Thanks to help from the construction and design industry, our beneficiary, Assistive Technology Partners, has become the world leader in elevating the lives of people with severe disabilities. When invited to support this good cause, the AEC industry really stepped up. The total donated now stands at well over $2 million.

Who Does it Help?
Assistive Technology Partners at the Department of Bioengineering at the University of Colorado Denver College of Engineering, Design and Computing on the Auraria Campus has become a world-wide leader in assisting people with severe disabilities. Through their outreach, research and search for solutions to real-world problems, hundreds of clients have benefitted from help that this program offers. According to Déjà vu Rendezvous Committee Chairman Marc Able,

“Supporting ATP has been a great thing. The best result in the past few years, was creating an endowed professorship for Cathy Bodine, Ph.D., who has now developed degree programs at the undergraduate, masters and Ph.D levels.”

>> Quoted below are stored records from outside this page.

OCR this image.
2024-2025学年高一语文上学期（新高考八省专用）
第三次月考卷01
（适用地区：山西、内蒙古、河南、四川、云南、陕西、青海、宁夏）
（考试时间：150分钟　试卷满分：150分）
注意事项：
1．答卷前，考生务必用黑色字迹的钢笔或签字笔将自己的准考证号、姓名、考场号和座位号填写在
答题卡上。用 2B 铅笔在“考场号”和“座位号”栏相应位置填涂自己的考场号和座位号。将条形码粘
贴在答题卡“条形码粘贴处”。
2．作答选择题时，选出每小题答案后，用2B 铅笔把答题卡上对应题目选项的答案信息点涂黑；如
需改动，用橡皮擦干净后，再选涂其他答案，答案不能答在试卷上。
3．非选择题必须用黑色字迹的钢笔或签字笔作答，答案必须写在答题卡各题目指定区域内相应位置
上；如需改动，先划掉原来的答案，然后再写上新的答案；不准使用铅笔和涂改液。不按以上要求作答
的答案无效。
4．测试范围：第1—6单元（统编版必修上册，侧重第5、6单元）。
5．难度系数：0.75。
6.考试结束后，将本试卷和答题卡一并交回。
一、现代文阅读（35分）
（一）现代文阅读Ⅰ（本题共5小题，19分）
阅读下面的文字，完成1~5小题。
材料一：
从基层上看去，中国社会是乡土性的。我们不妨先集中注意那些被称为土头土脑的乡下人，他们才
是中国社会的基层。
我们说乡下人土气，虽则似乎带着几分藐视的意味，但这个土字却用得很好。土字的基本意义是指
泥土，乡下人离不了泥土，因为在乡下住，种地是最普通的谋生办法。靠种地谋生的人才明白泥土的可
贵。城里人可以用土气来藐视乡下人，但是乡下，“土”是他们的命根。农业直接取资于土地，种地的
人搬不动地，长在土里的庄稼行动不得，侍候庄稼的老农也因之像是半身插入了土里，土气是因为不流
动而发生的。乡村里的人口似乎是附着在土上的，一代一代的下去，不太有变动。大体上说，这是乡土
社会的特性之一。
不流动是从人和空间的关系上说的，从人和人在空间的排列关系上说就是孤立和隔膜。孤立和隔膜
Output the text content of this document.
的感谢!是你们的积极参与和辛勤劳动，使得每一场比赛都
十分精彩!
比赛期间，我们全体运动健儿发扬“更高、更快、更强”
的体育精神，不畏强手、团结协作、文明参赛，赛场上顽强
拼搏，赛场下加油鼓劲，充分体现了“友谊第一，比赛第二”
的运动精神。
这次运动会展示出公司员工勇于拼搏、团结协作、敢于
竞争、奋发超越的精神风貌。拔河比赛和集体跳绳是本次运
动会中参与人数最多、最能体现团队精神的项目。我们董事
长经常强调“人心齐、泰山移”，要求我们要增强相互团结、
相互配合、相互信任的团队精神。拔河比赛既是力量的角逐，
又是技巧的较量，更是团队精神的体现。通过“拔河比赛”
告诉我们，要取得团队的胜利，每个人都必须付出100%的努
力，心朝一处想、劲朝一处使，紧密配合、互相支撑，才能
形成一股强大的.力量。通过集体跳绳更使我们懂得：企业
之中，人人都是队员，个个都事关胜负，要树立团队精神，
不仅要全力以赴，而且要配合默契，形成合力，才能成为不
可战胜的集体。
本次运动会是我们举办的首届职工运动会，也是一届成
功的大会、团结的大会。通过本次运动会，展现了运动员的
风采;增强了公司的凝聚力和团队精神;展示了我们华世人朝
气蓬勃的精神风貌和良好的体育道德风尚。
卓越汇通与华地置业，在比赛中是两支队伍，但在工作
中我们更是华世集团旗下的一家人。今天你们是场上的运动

ATP is sharing world wide technologies with a network of people dedicated to working with people with disabilities.

A great example of ATP evaluating a problem and coming up with a solution came about for people including Rashel Felton (pictured below), who in her early 20s was suffering with cerebral palsy. Felton had a power wheel chair, but wasn’t driving it because she felt as though she had to constantly look at her hand on the joy stick to steer it. ATP staff Occupational Therapist Brian Burns acknowledged and assessed the situation. Burns realized that Felton did enjoy therapeutic horseback riding with the use of a piece of PCV pipe giving direction to her horse. Using this success as a starting point, Brian worked with ATP engineers to created a joy stick and modeled on the same concept. ATP printed several 3-D prototypes and set it up in the position where Felton could operate her wheel chair in a manner that was comfortable for her. They made her power wheel chair operable. She is now very happy and able to use her power chair. This is just
one example of how ATP improves quality of life for their clients. According to Cathy Bodine,

“Assistive Technology Partners envisions a world whereall persons with disabilities are fully engaged in life, without barriers and without boundaries.”

Cathy Bodine expresses gratitude toward all of the contractors who built out the ATP offices on the Auraria Campus, to the architects Shears Adkins and Rockmore for designing the interior office space, and to Bob Wade, Saunders Construction for building out the current space on the Auraria Campus.